Sounds obvious right! Remember when your mum would tell you to “rug up or you will catch a cold!”, although the common cold is not directly linked to being cold, prolonged cold exposure can have an impact on our immune system and scientists at Yale have found that the virus can reproduce itself more efficiently in colder temperatures. So as a first step, dig out those jumpers and keep yourself warm then start considering how to winter proof your home.
Eat Nutritious Food
Soups, casseroles and roasts tend to become the staples as the nights get colder. There is nothing wrong with a one pot wonder, but why don't we take the opportunity to boost them with some nutritional powerhouses. The beauty with cooking in one big pot is we can fit more of a variety of vegetables in. Try adding in season vegetables like carrots and pumpkin both high in Vitamin C, we want to see those greens, so cut up some silverbeet spinach and broccoli for a good dose of iron. To add to this amazing mixing pot of colour some capsicums for vitamin A and tomatoes for packed full of lycopene and potassium. To top all this off try adding lots of garlic to your food which when cut produces allicin, a strong antibacterial and anticancer property. Garlic tastes great amongst almost all your winter warmers but has also been shown to combat symptoms of the flu.
Research shows moderate amounts of exercise such as jogging, brisk walking and resistance training during the cold and flu season can help boost your body's defences against the virus. When we get our body moving we help increase and mobilize white blood cells which combat infection. Try to aim for an average of 30min per day, double up on those health benefits and head outside for a dose of vitamin D while on your walk. Vitamin D is critical for bone health but is also a strong combatant against the flu.
This should be the easiest one on the list, but sometimes life gets in the way (Netflix, kids) and our sleeping habits go out the door. Research shows that poor sleep quality increases our risk of infection from viruses like the common cold, sleep is involved in the regeneration of our immune cells, these little guys are the ones combating the virus.
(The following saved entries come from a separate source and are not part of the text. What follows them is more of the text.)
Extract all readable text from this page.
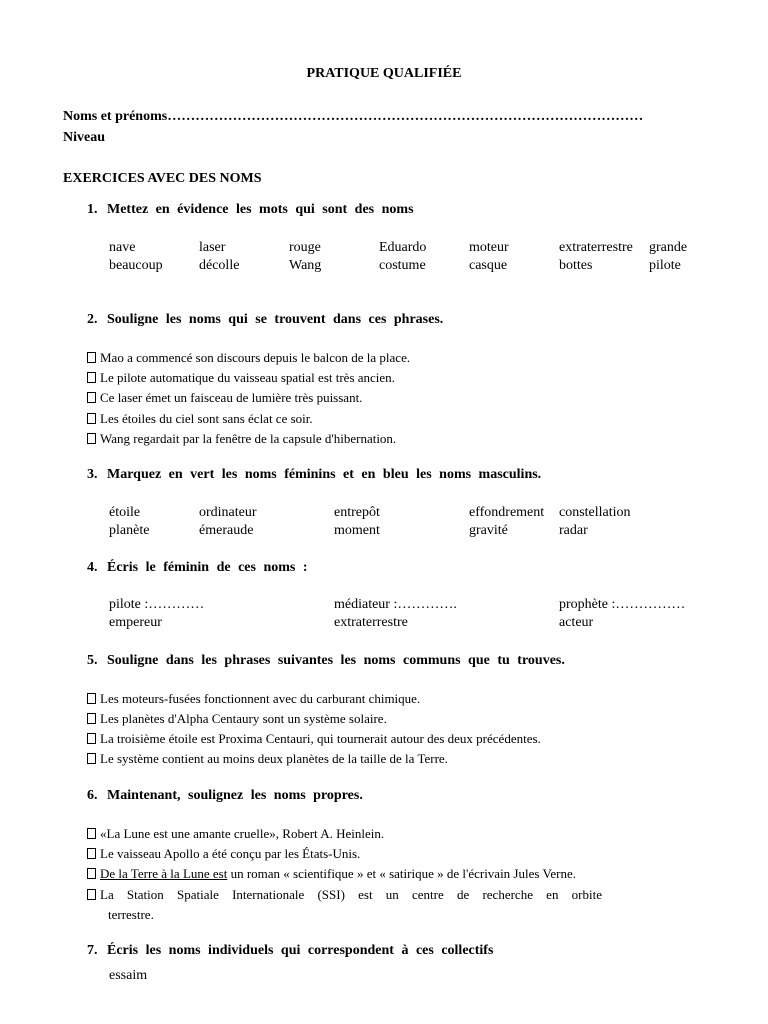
PRATIQUE QUALIFIÉE
Noms et prénoms…………………………………………………………………………………………
Niveau
EXERCICES AVEC DES NOMS
1. Mettez en évidence les mots qui sont des noms
nave	laser	rouge	Eduardo	moteur	extraterrestre grande
beaucoup	décolle	Wang	costume	casque	bottes	pilote
2. Souligne les noms qui se trouvent dans ces phrases.
Mao a commencé son discours depuis le balcon de la place.
Le pilote automatique du vaisseau spatial est très ancien.
Ce laser émet un faisceau de lumière très puissant.
Les étoiles du ciel sont sans éclat ce soir.
Wang regardait par la fenêtre de la capsule d'hibernation.
3. Marquez en vert les noms féminins et en bleu les noms masculins.
étoile	ordinateur	entrepôt	effondrement constellation
planète	émeraude	moment	gravité	radar
4. Écris le féminin de ces noms :
pilote :…………	médiateur :………….	prophète :……………
empereur	extraterrestre	acteur
5. Souligne dans les phrases suivantes les noms communs que tu trouves.
Les moteurs-fusées fonctionnent avec du carburant chimique.
Les planètes d'Alpha Centaury sont un système solaire.
La troisième étoile est Proxima Centauri, qui tournerait autour des deux précédentes.
Le système contient au moins deux planètes de la taille de la Terre.
6. Maintenant, soulignez les noms propres.
«La Lune est une amante cruelle», Robert A. Heinlein.
Le vaisseau Apollo a été conçu par les États-Unis.
De la Terre à la Lune est un roman « scientifique » et « satirique » de l'écrivain Jules Verne.
La Station Spatiale Internationale (SSI) est un centre de recherche en orbite
terrestre.
7. Écris les noms individuels qui correspondent à ces collectifs
essaim
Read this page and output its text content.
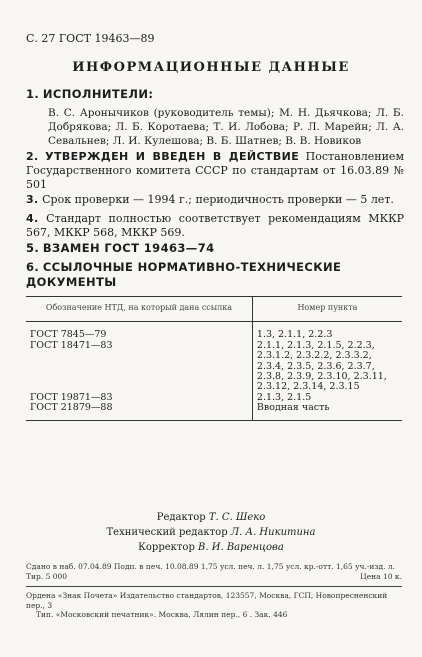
С. 27 ГОСТ 19463—89
ИНФОРМАЦИОННЫЕ ДАННЫЕ
1. ИСПОЛНИТЕЛИ:
В. С. Аронычиков (руководитель темы); М. Н. Дьячкова; Л. Б. Добрякова; Л. Б. Коротаева; Т. И. Лобова; Р. Л. Марейн; Л. А. Севальнев; Л. И. Кулешова; В. Б. Шатнев; В. В. Новиков
2. УТВЕРЖДЕН И ВВЕДЕН В ДЕЙСТВИЕ Постановлением Государственного комитета СССР по стандартам от 16.03.89 № 501
3. Срок проверки — 1994 г.; периодичность проверки — 5 лет.
4. Стандарт полностью соответствует рекомендациям МККР 567, МККР 568, МККР 569.
5. ВЗАМЕН ГОСТ 19463—74
6. ССЫЛОЧНЫЕ НОРМАТИВНО-ТЕХНИЧЕСКИЕ ДОКУМЕНТЫ
Обозначение НТД, на который дана ссылка	Номер пункта
ГОСТ 7845—79	1.3, 2.1.1, 2.2.3
ГОСТ 18471—83	2.1.1, 2.1.3, 2.1.5, 2.2.3, 2.3.1.2, 2.3.2.2, 2.3.3.2, 2.3.4, 2.3.5, 2.3.6, 2.3.7, 2.3.8, 2.3.9, 2.3.10, 2.3.11, 2.3.12, 2.3.14, 2.3.15
ГОСТ 19871—83	2.1.3, 2.1.5
ГОСТ 21879—88	Вводная часть
Редактор Т. С. Шеко
Технический редактор Л. А. Никитина
Корректор В. И. Варенцова
Сдано в наб. 07.04.89 Подп. в печ. 10.08.89 1,75 усл. печ. л. 1,75 усл. кр.-отт. 1,65 уч.-изд. л.
Тир. 5 000	Цена 10 к.
Ордена «Знак Почета» Издательство стандартов, 123557, Москва, ГСП, Новопресненский пер., 3
Тип. «Московский печатник». Москва, Лялин пер., 6 . Зак. 446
So we know sleep is important, but how can i get a good night's rest?
Try limiting media exposure immediately before bed and opt for a novel and dim some lights. Eating a large meal right before clocking off also isn't the best idea, try and aim to have your meal about 2hrs before calling it a night. And lastly you want your room to feel comfortable and be the sleeping paradise it should be, try using curtains to limit any external light and tidy up the clutter.